According to folk history, the…

…English word sincere comes from two Latin words: sine (without) and cera (wax). In the ancient world, dishonest merchants would use wax to hide defects, such as cracks, in their pottery so that they could sell their merchandise at a higher price. More reputable merchants would hang a sign over their pottery — sine cera (without wax) — to inform customers that their merchandise was genuine.1

I’m no etymological expert. But I have witnessed plenty of misleading marketing by mendacious merchants in my time. So the explanation seems plausible to me.  I mean, is there not a lot of “wax” hiding a lot of defects all around us?

But in all sincerity, I know this mainly because I know me. I am a clay jar (2 Corinthians 4:7). I am a clay jar that is quite flawed. And my sin nature is a mendacious marketing merchant. It does not want you or anyone else to see my defects. It wants to hide the defects behind a deceptive wax. It wants to sell you a better version of me than is real.

Multiply me by seven billion and you get a real mess of a world. The serpent gave Eve the “wax treatment” in the Garden and we’ve been “waxing” our wares for each other ever since.

But Jesus came to transform selfish self-sellers like us into sincere lovers of others. He came to cleanse us dishonorable jars and transform us into honorable jars (2 Timothy 2:20–21). On the cross, as Jesus became sin for us (2 Corinthians 5:21), all wax was removed and our sin was revealed for what it really is: death and destruction. And then he took these sins away (1 John 3:5).

This means that Christians have nothing left to hide. We have no reason to wax ourselves to impress others. There is no one more impressive than Jesus. And he’s the one we want everyone else to see. Our sins are gone and our weaknesses serve to show how gloriously powerful Jesus is (2 Corinthians 12:9–10). Wax would simply cover up his glory.

So let’s live and love without wax today. Let us not listen to our marketing merchant sin nature.
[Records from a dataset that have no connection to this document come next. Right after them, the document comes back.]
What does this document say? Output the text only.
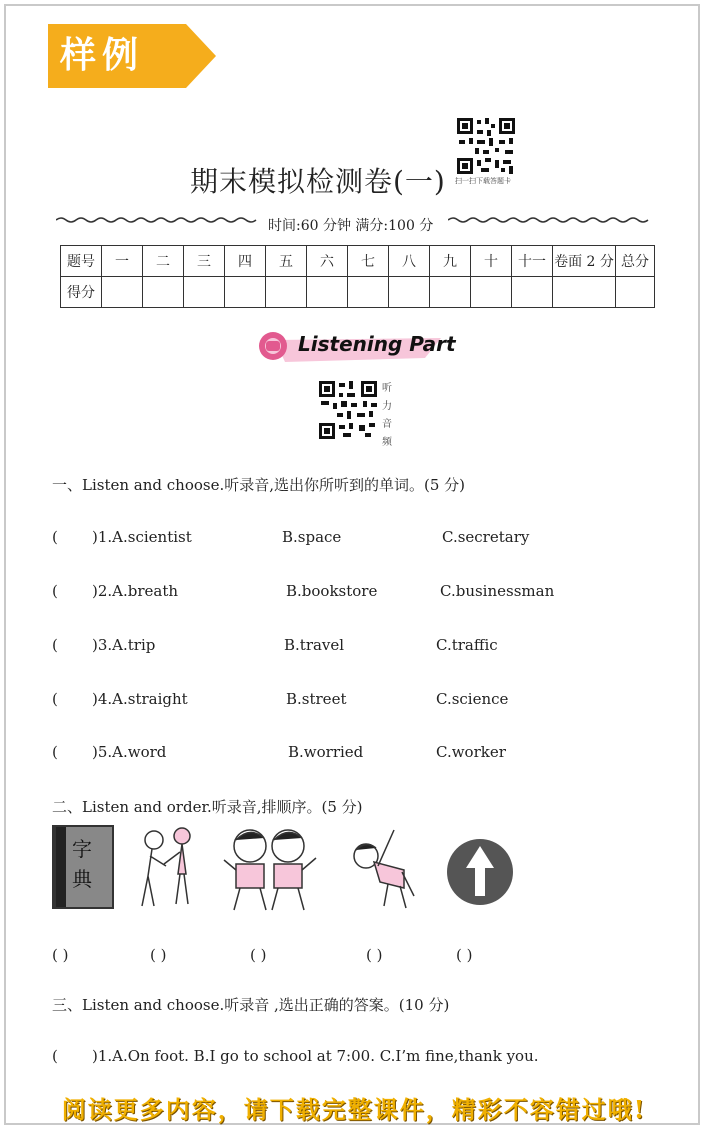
样例
扫一扫下载答题卡
期末模拟检测卷(一)
时间:60 分钟 满分:100 分
题号	一	二	三	四	五	六	七	八	九	十	十一	卷面 2 分	总分
得分													
Listening Part
听力音频
一、Listen and choose.听录音,选出你所听到的单词。(5 分)
( )1.A.scientist	B.space	C.secretary
( )2.A.breath	B.bookstore	C.businessman
( )3.A.trip	B.travel	C.traffic
( )4.A.straight	B.street	C.science
( )5.A.word	B.worried	C.worker
二、Listen and order.听录音,排顺序。(5 分)
字典
( )	( )	( )	( )	( )
三、Listen and choose.听录音 ,选出正确的答案。(10 分)
( )1.A.On foot. B.I go to school at 7:00. C.I’m fine,thank you.
阅读更多内容，请下载完整课件，精彩不容错过哦!
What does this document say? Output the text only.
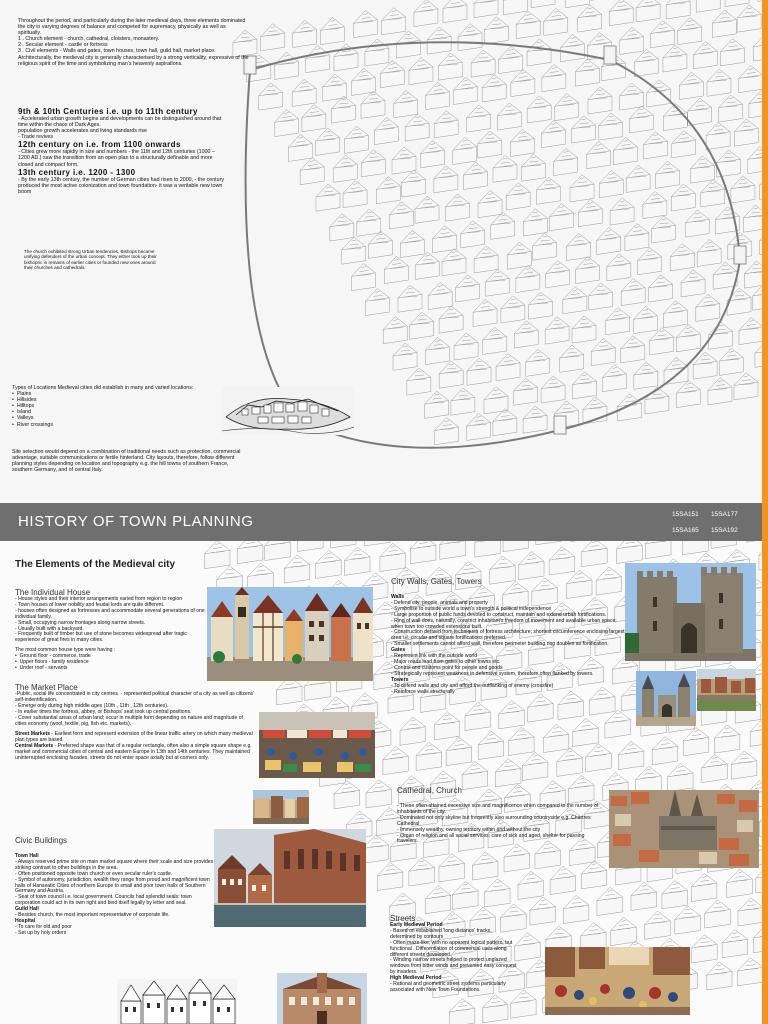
Throughout the period, and particularly during the later medieval days, three elements dominated the city in varying degrees of balance and competed for supremacy, physically as well as spiritually.

1 . Church element - church, cathedral, cloisters, monastery.

2 . Secular element - castle or fortress

3 . Civil elements - Walls and gates, town houses, town hall, guild hall, market place.

Architecturally, the medieval city is generally characterised by a strong verticality, expressive of the religious spirit of the time and symbolizing man's heavenly aspirations.

9th & 10th Centuries i.e. up to 11th century

- Accelerated urban growth begins and developments can be distinguished around that time within the chaos of Dark Ages.

population growth accelerates and living standards rise

- Trade revives

12th century on i.e. from 1100 onwards

- Cities grew more rapidly in size and numbers - the 11th and 12th centuries (1000 – 1200 AD.) saw the transition from an open plan to a structurally definable and more closed and compact form.

13th century i.e. 1200 - 1300

- By the early 13th century, the number of German cities had risen to 2000, - the century produced the most active colonization and town foundation- it was a veritable new town boom

The church exhibited strong Urban tendencies. Bishops became unifying defenders of the urban concept. They either took up their bishopric in remains of earlier cities or founded new ones around their churches and cathedrals.

Types of Locations Medieval cities did establish in many and varied locations:

•  Plains

•  Hillsides

•  Hilltops

•  Island

•  Valleys

•  River crossings

Site selection would depend on a combination of traditional needs such as protection, commercial advantage, suitable communications or fertile hinterland. City layouts, therefore, follow different planning styles depending on location and topography e.g. the hill towns of southern France, southern Germany, and of central Italy.

HISTORY OF TOWN PLANNING	15SA151 15SA177
15SA165 15SA192
The Elements of the Medieval city
The Individual House

- House styles and their interior arrangements varied from region to region

- Town houses of lower nobility and feudal lords are quite different.

- houses often designed as fortresses and accommodate several generations of one individual family.

- Small, occupying narrow frontages along narrow streets.

- Usually built with a backyard.

- Frequently built of timber but use of stone becomes widespread after tragic experience of great fires in many cities.

The most common house type were having :

•  Ground floor - commerce, trade

•  Upper floors - family residence

•  Under roof - servants

The Market Place

-Public, social life concentrated in city centres. - represented political character of a city as well as citizens' self-indentification.

- Emerge only during high middle ages (10th , 11th , 12th centuries).

- In earlier times the fortress, abbey, or Bishops' seat took up central positions.

- Cover substantial areas of urban land; occur in multiple form depending on nature and magnitude of cities economy (wool, textile, pig, fish etc. markets).

Street Markets - Earliest form and represent extension of the linear traffic artery on which many medieval plan types are based.

Central Markets - Preferred shape was that of a regular rectangle, often also a simple square shape e.g. market and commercial cities of central and eastern Europe in 13th and 14th centuries. They maintained uninterrupted enclosing facades, streets do not enter space axially but at corners only.

Civic Buildings

Town Hall

- Always reserved prime site on main market square where their scale and size provides striking contrast to other buildings in the area.

- Often positioned opposite town church or even secular ruler's castle.

- Symbol of autonomy, jurisdiction, wealth they range from proud and magnificent town halls of Hanseatic Cities of northern Europe to small and poor town halls of Southern Germany and Austria.

- Seat of town council i.e. local government. Councils had splendid seals: town corporation could act in its own right and bind itself legally by letter and seal.

Guild Hall

- Besides church, the most important representative of corporate life.

Hospital

- To care for old and poor

- Set up by holy orders

City Walls, Gates, Towers

Walls

- Defend city, people, animals and property

- Symbolise to outside world a town's strength & political independence

- Large proportion of public funds devoted to construct, maintain and extend urban fortifications.

- Ring of wall does, naturally, constrict inhabitant's freedom of movement and available urban space; when town too crowded extensions built.

- Construction derived from techniques of fortress architecture; shortest circumference enclosing largest area i.e. circular and square fortifications preferred.

- Smaller settlements cannot afford wall, therefore perimeter building ring doubles as fortification.

Gates

- Represent link with the outside world

- Major roads lead from gates to other towns etc.

- Control and customs point for people and goods

- Strategically represent weakness in defensive system, therefore often flanked by towers.

Towers

- To defend walls and city and afford the outflanking of enemy (crossfire)

- Reinforce walls structurally

Cathedral, Church

- These often attained excessive size and magnificence when compared to the number of inhabitants of the city.

- Dominated not only skyline but frequently also surrounding countryside e.g. Chartres Cathedral

- Immensely wealthy, owning territory within and without the city

- Organ of religion and all social services: care of sick and aged, shelter for passing travelers.

Streets

Early Medieval Period

- Based on established 'long distance' tracks, determined by contours

- Often maze-like, with no apparent logical pattern, but functional . Differentiation of commercial uses along different streets developed.

- Winding narrow streets helped to protect unglazed windows from bitter winds and prevented easy conquest by invaders.

High Medieval Period

- Rational and geometric street systems particularly associated with New Town Foundations.
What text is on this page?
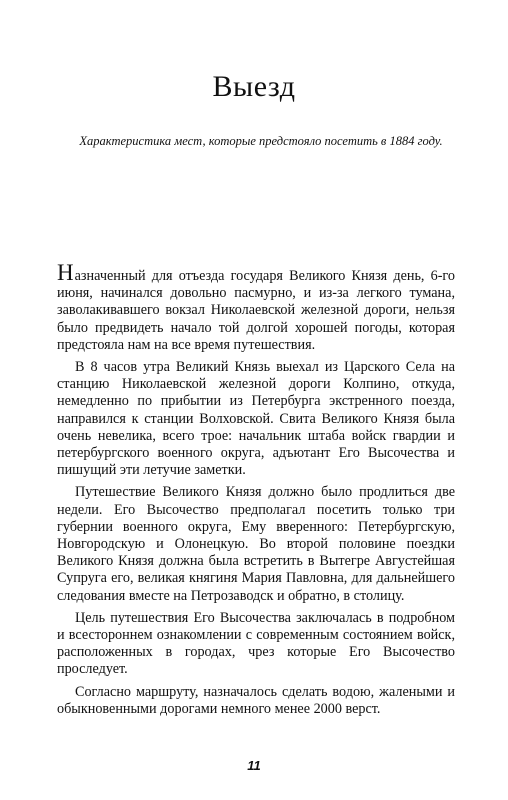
Выезд

Характеристика мест, которые предстояло посетить в 1884 году.

Назначенный для отъезда государя Великого Князя день, 6-го июня, начинался довольно пасмурно, и из-за легкого тумана, заволакивавшего вокзал Николаевской железной дороги, нельзя было предвидеть начало той долгой хорошей погоды, которая предстояла нам на все время путешествия.

В 8 часов утра Великий Князь выехал из Царского Села на станцию Николаевской железной дороги Колпино, откуда, немедленно по прибытии из Петербурга экстренного поезда, направился к станции Волховской. Свита Великого Князя была очень невелика, всего трое: начальник штаба войск гвардии и петербургского военного округа, адъютант Его Высочества и пишущий эти летучие заметки.

Путешествие Великого Князя должно было продлиться две недели. Его Высочество предполагал посетить только три губернии военного округа, Ему вверенного: Петербургскую, Новгородскую и Олонецкую. Во второй половине поездки Великого Князя должна была встретить в Вытегре Августейшая Супруга его, великая княгиня Мария Павловна, для дальнейшего следования вместе на Петрозаводск и обратно, в столицу.

Цель путешествия Его Высочества заключалась в подробном и всестороннем ознакомлении с современным состоянием войск, расположенных в городах, чрез которые Его Высочество проследует.

Согласно маршруту, назначалось сделать водою, жалеными и обыкновенными дорогами немного менее 2000 верст.

11
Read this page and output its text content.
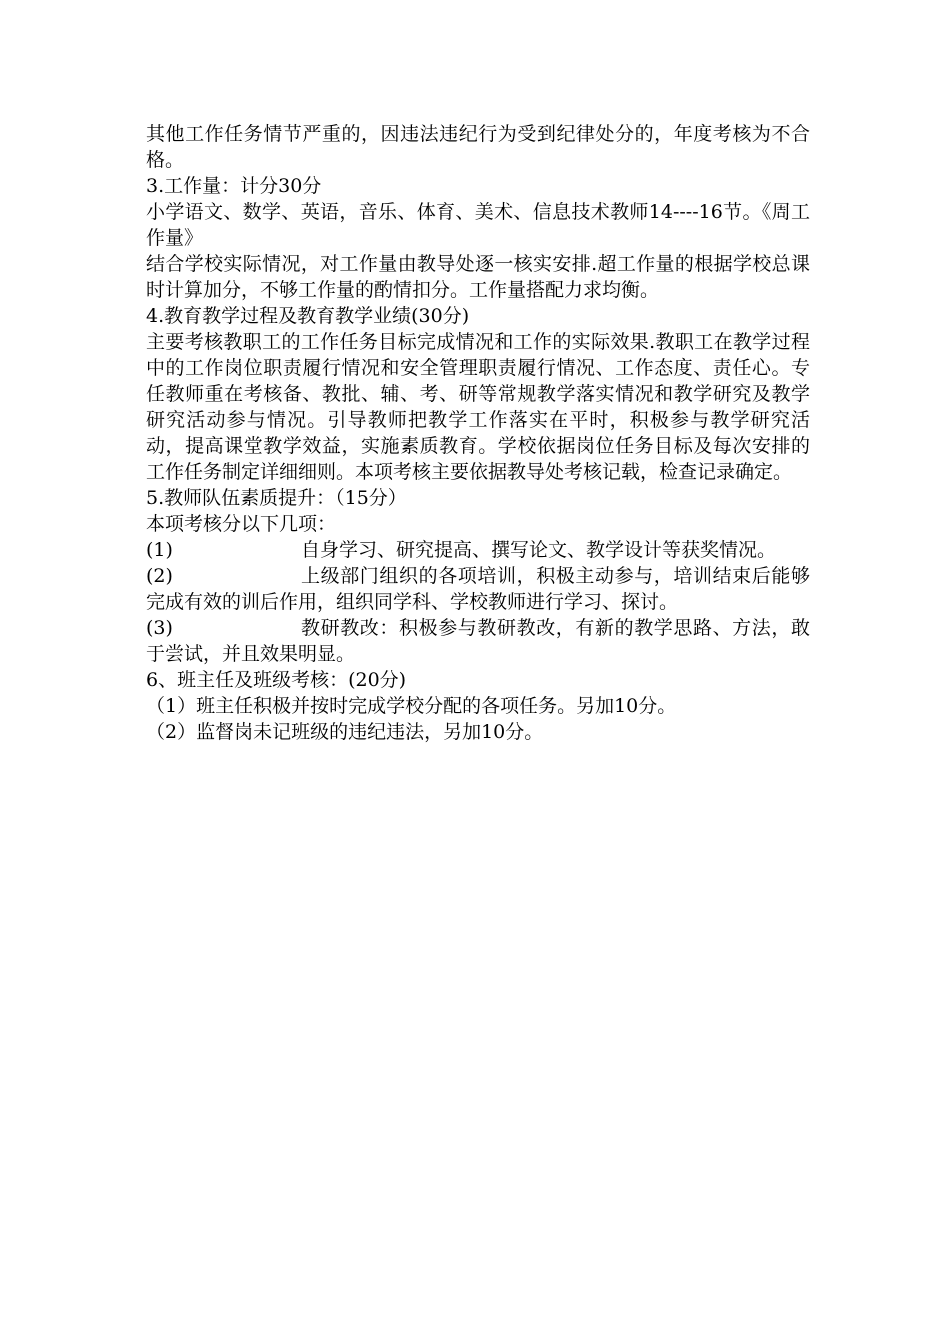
其他工作任务情节严重的，因违法违纪行为受到纪律处分的，年度考核为不合格。

3.工作量：计分30分

小学语文、数学、英语，音乐、体育、美术、信息技术教师14----16节。《周工作量》

结合学校实际情况，对工作量由教导处逐一核实安排.超工作量的根据学校总课时计算加分，不够工作量的酌情扣分。工作量搭配力求均衡。

4.教育教学过程及教育教学业绩(30分)

主要考核教职工的工作任务目标完成情况和工作的实际效果.教职工在教学过程中的工作岗位职责履行情况和安全管理职责履行情况、工作态度、责任心。专任教师重在考核备、教批、辅、考、研等常规教学落实情况和教学研究及教学研究活动参与情况。引导教师把教学工作落实在平时，积极参与教学研究活动，提高课堂教学效益，实施素质教育。学校依据岗位任务目标及每次安排的工作任务制定详细细则。本项考核主要依据教导处考核记载，检查记录确定。

5.教师队伍素质提升：（15分）

本项考核分以下几项：

(1)	自身学习、研究提高、撰写论文、教学设计等获奖情况。
(2)	上级部门组织的各项培训，积极主动参与，培训结束后能够完成有效的训后作用，组织同学科、学校教师进行学习、探讨。
(3)	教研教改：积极参与教研教改，有新的教学思路、方法，敢于尝试，并且效果明显。

6、班主任及班级考核：(20分)

（1）班主任积极并按时完成学校分配的各项任务。另加10分。

（2）监督岗未记班级的违纪违法，另加10分。
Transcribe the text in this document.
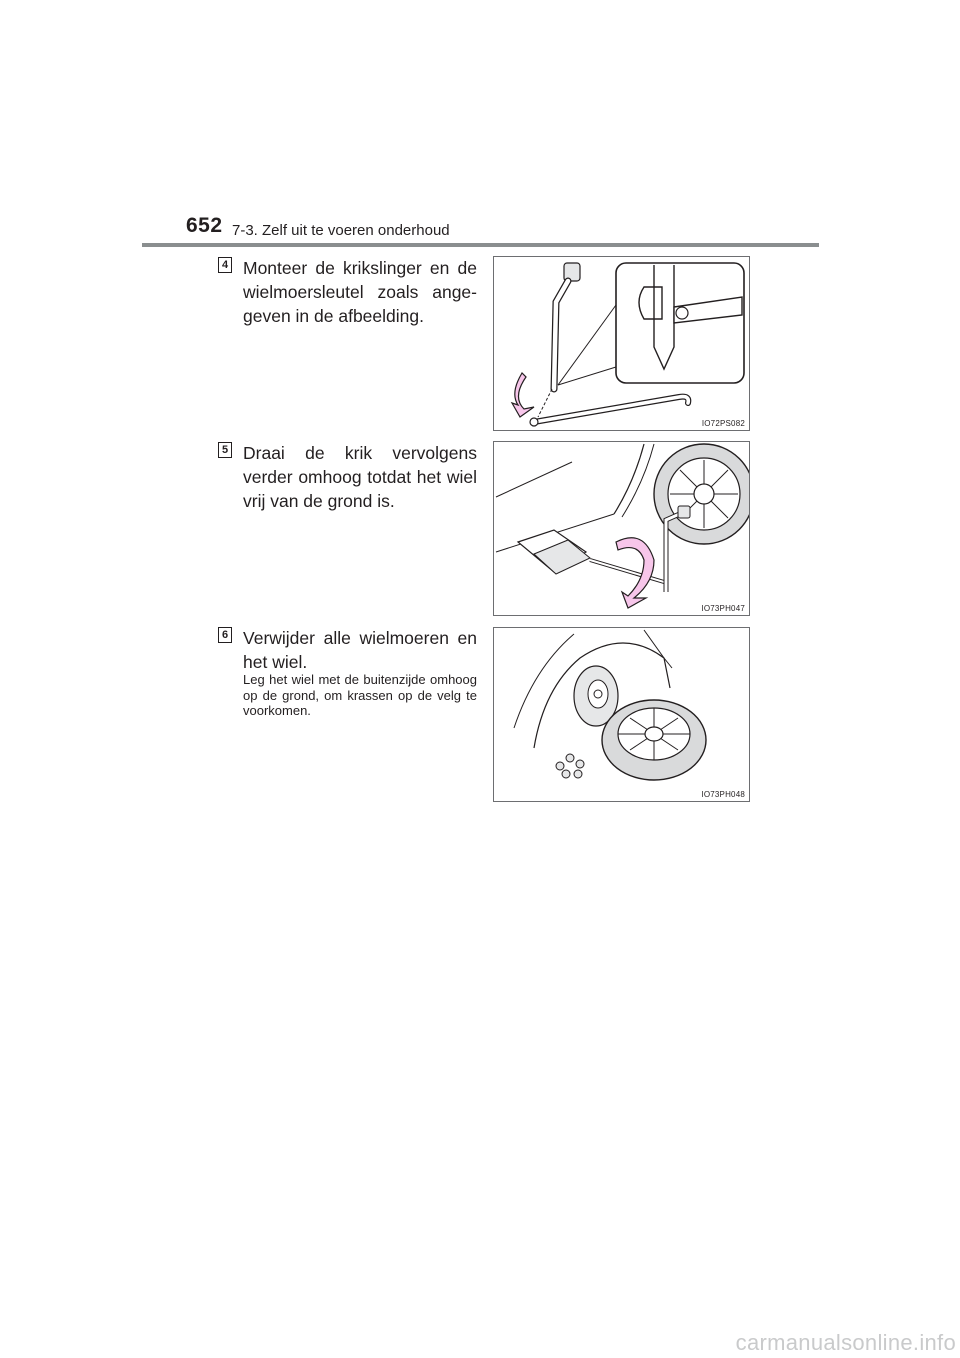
652 7-3. Zelf uit te voeren onderhoud
4 Monteer de krikslinger en de wielmoersleutel zoals ange-geven in de afbeelding.
IO72PS082
5 Draai de krik vervolgens verder omhoog totdat het wiel vrij van de grond is.
IO73PH047
6 Verwijder alle wielmoeren en het wiel.
Leg het wiel met de buitenzijde omhoog op de grond, om krassen op de velg te voorkomen.
IO73PH048
carmanualsonline.info
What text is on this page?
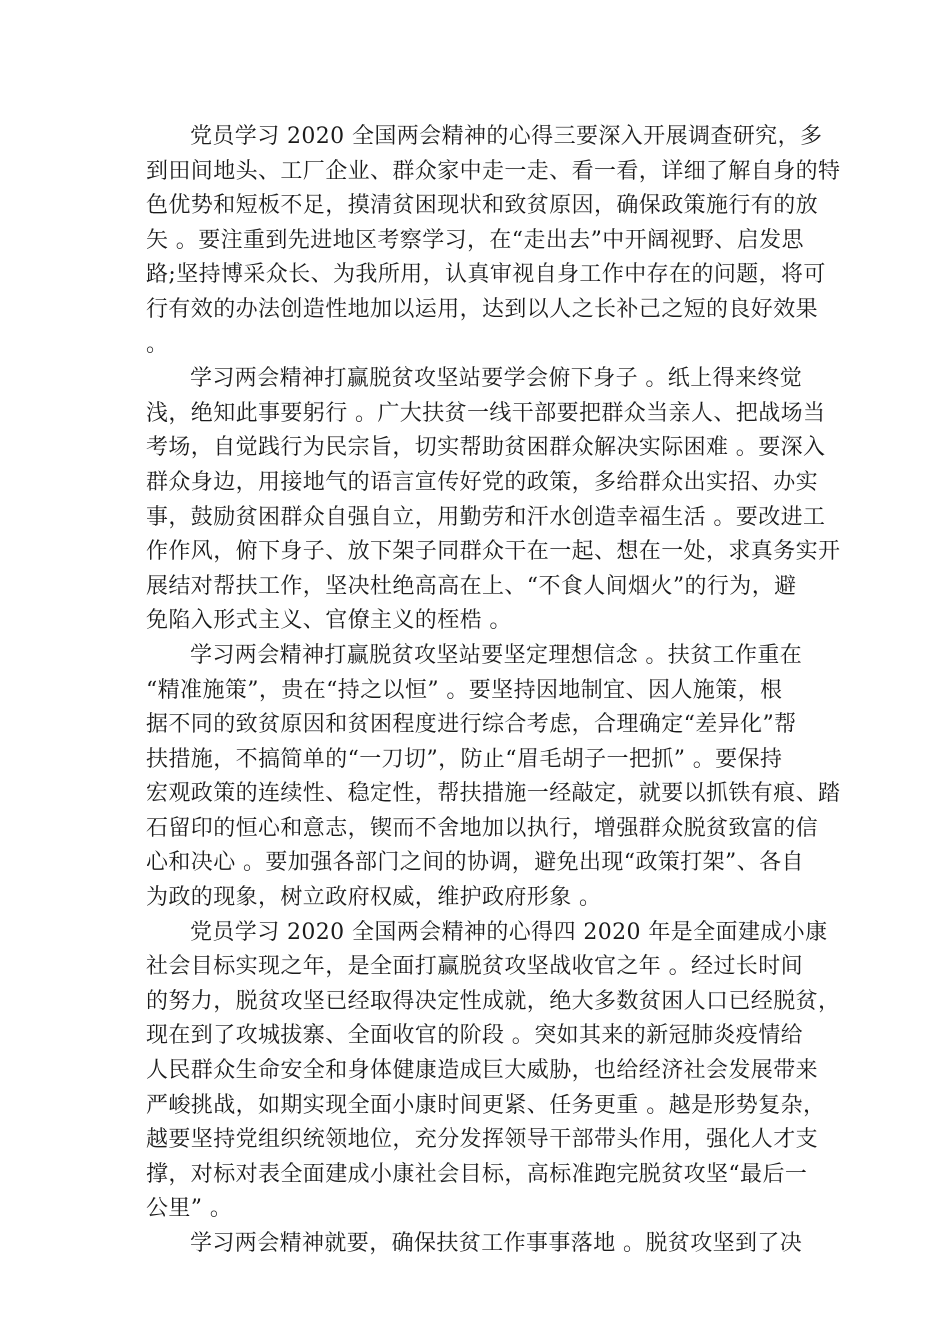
党员学习 2020 全国两会精神的心得三要深入开展调查研究，多
到田间地头、工厂企业、群众家中走一走、看一看，详细了解自身的特
色优势和短板不足，摸清贫困现状和致贫原因，确保政策施行有的放
矢 。要注重到先进地区考察学习，在“走出去”中开阔视野、启发思
路;坚持博采众长、为我所用，认真审视自身工作中存在的问题，将可
行有效的办法创造性地加以运用，达到以人之长补己之短的良好效果
。
学习两会精神打赢脱贫攻坚站要学会俯下身子 。纸上得来终觉
浅，绝知此事要躬行 。广大扶贫一线干部要把群众当亲人、把战场当
考场，自觉践行为民宗旨，切实帮助贫困群众解决实际困难 。要深入
群众身边，用接地气的语言宣传好党的政策，多给群众出实招、办实
事，鼓励贫困群众自强自立，用勤劳和汗水创造幸福生活 。要改进工
作作风，俯下身子、放下架子同群众干在一起、想在一处，求真务实开
展结对帮扶工作，坚决杜绝高高在上、“不食人间烟火”的行为，避
免陷入形式主义、官僚主义的桎梏 。
学习两会精神打赢脱贫攻坚站要坚定理想信念 。扶贫工作重在
“精准施策”，贵在“持之以恒” 。要坚持因地制宜、因人施策，根
据不同的致贫原因和贫困程度进行综合考虑，合理确定“差异化”帮
扶措施，不搞简单的“一刀切”，防止“眉毛胡子一把抓” 。要保持
宏观政策的连续性、稳定性，帮扶措施一经敲定，就要以抓铁有痕、踏
石留印的恒心和意志，锲而不舍地加以执行，增强群众脱贫致富的信
心和决心 。要加强各部门之间的协调，避免出现“政策打架”、各自
为政的现象，树立政府权威，维护政府形象 。
党员学习 2020 全国两会精神的心得四 2020 年是全面建成小康
社会目标实现之年，是全面打赢脱贫攻坚战收官之年 。经过长时间
的努力，脱贫攻坚已经取得决定性成就，绝大多数贫困人口已经脱贫，
现在到了攻城拔寨、全面收官的阶段 。突如其来的新冠肺炎疫情给
人民群众生命安全和身体健康造成巨大威胁，也给经济社会发展带来
严峻挑战，如期实现全面小康时间更紧、任务更重 。越是形势复杂，
越要坚持党组织统领地位，充分发挥领导干部带头作用，强化人才支
撑，对标对表全面建成小康社会目标，高标准跑完脱贫攻坚“最后一
公里” 。
学习两会精神就要，确保扶贫工作事事落地 。脱贫攻坚到了决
But instead, let’s seek to “do nothing from selfish ambition or conceit” (Philippians 2:3) and to love each other with a “sincere brotherly love” (1 Peter 1:22). Let us be real so that the reality of Jesus can be most clearly seen in us.


  1. Yuille, Stephen. "William Perkins on the Lord's Prayer." In Taking Hold of God: Reformed and Puritan Perspectives on Prayer, Joel R. Beeke and Brian G. Najapfour, 69–70. Grand Rapids, MI: Reformation Heritage Books, 2011.